Imitative falsehoods are a distinct failure class. TruthfulQA shows that models can reproduce common misconceptions from their training data; these errors are not random invention but high-confidence reproduction of plausible-sounding falsehoods. The "false confidence" hallucination flavor in this article exists to capture that class separately from "invented fact".
Consistency-based detection complements evidence-based detection. SelfCheckGPT shows that sampling the model multiple times for the same input and measuring inconsistency is itself a hallucination signal. The tool surfaces this via judge-averaging variance: a case with high variance across N judge samples is flagged "low confidence", regardless of the mean.
The judge over-rates fluent outputs. The MT-Bench / Chatbot Arena judge paper documents that LLM judges score fluent, confident-sounding outputs higher than awkward truth. The rule that hallucination scoring requires claim-level evidence (not a single judge call) is a response to that bias.

Applied in this tool

The case page (/cases/[id]) labels every atomic claim as supported, partially_supported, unsupported, or contradicted.

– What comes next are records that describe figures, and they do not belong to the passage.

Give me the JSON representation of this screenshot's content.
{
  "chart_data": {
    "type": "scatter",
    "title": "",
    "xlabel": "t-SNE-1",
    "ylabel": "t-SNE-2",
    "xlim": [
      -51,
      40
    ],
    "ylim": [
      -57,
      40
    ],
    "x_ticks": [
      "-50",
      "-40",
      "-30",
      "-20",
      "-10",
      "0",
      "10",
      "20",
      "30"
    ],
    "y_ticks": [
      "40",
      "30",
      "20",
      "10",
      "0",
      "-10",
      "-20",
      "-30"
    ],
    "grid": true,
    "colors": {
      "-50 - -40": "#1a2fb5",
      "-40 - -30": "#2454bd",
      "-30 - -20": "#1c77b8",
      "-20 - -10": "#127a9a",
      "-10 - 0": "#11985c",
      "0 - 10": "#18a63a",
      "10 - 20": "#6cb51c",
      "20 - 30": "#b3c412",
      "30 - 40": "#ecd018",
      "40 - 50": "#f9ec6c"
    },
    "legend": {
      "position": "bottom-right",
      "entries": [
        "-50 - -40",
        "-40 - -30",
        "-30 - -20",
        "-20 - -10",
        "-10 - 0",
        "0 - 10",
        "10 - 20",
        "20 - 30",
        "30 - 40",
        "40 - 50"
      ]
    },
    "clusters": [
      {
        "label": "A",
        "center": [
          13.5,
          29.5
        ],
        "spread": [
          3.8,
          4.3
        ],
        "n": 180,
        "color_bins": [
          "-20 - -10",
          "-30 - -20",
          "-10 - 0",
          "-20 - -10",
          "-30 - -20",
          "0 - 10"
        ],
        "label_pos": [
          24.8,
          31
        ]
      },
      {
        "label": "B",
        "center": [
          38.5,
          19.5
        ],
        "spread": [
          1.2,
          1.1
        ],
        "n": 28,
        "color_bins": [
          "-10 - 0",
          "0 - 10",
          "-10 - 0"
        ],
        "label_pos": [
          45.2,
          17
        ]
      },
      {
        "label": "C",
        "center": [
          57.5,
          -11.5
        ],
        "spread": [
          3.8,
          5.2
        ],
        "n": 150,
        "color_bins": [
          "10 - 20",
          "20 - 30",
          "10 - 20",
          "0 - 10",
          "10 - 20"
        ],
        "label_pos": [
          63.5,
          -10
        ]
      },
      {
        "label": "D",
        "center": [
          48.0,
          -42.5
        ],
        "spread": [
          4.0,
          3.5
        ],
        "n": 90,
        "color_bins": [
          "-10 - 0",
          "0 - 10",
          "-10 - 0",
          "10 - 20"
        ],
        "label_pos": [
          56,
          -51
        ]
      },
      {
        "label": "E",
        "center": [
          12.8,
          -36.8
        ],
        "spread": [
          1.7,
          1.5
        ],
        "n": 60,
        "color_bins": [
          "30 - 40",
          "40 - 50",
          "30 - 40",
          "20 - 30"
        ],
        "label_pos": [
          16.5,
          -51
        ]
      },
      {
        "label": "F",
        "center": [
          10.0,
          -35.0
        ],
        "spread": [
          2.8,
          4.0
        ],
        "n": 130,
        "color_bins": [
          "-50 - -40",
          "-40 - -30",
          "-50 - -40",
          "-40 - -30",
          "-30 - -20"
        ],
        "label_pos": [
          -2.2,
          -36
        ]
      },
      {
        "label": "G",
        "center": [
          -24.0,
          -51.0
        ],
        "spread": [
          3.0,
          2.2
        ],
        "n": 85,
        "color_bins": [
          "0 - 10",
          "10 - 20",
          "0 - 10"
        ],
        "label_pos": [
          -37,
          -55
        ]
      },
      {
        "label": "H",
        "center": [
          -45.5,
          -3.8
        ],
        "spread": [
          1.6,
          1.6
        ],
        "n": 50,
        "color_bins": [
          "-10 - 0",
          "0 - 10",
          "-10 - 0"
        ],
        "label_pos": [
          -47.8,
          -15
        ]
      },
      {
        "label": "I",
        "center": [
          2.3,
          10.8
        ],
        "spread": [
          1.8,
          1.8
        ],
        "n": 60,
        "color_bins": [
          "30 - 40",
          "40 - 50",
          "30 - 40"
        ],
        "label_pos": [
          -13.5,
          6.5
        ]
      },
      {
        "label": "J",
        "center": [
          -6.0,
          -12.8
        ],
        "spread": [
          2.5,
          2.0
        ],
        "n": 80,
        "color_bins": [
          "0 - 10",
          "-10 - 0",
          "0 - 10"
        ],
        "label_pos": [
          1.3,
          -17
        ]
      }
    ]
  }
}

The label carries a confidence value; low confidence routes the case to /review.
The hallucination summary in any report shows the distribution across labels — the FActScore-style "fraction supported" view, not a single score.
The "low confidence run" advisory on a run page fires when judge variance across N samples exceeds a configurable threshold (SelfCheckGPT-style signal).
The "false confidence" flavor is surfaced explicitly in case labels and report failing-case sections, distinct from "invented fact".

Sources used

FActScore — atomic claims, claim-level support labels, per-claim evidence.
TruthfulQA — imitative falsehoods and the "false confidence" failure class.
SelfCheckGPT — sampling-based consistency as a hallucination signal.
MT-Bench / Chatbot Arena judge paper — fluency bias in LLM judges.